É composto de caseína pancreática hidrolisada, extrato de carne, extrato de levedura, cloreto de lítio, glicina, piruvato de sódio, telurita de potássio, garra e emulsão de gema de ovo.

Colônias típicas de Staphylococcus aureus no envelhecimento de Baird Parker. Fonte: Daizy John [CC por 4.0 (https: // CreativeCommons.Org/licenças/por/4.0)]

Baird Parker Agar é baseado na capacidade do S. aureus para reduzir o telurito e produzir lecitinase. Ambas as propriedades geram uma colônia com características específicas para esta espécie. Portanto, fornece grande eficácia na detecção deste microorganismo.

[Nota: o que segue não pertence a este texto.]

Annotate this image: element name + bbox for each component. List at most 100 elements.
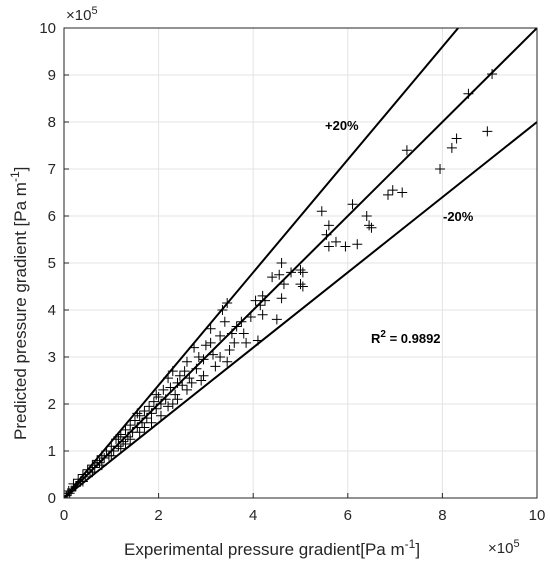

As colônias típicas de S. aureus Eles são pretos ou cinza escuro, com borda incolor e uma halo claro que os rodeia, diferenciando -se do resto dos microorganismos. Este patógeno pode ser encontrado em amostras clínicas, águas, cosméticos e alimentos crus ou cozidos.

Seu diagnóstico ou detecção é de extrema importância, devido à variedade de patologias que produz, como intoxicação alimentar, síndrome da pele escaldada, síndrome de choque tóxico, abscessos, meningite, septicemia, endocardite, entre outros.

Base

Poder nutricional

CASEINA PANCREATIC Hidrolisada, extrato de carne e extrato de levedura são as fontes de nutrientes, vitaminas e minerais necessários para o desenvolvimento geral microbiano, enquanto o piruvato e a glicina são compostos que favorecem o crescimento específico de Staphylococcus aureus.

Seletivo

O ágar Baird Parker é seletivo porque contém substâncias que inibem o crescimento da flora que a acompanha, favorecendo o desenvolvimento de S. aureus. Compostos inibitórios são cloreto de lítio e telurita de potássio.

Diferencial

Este meio permite diferenciar o S. aureus do restante da coagulase negativa estafilococos. S. aureus Ele tem a capacidade de reduzir a telurita para o teluro metálico preto, formando colônias de preto ou cinza escuro.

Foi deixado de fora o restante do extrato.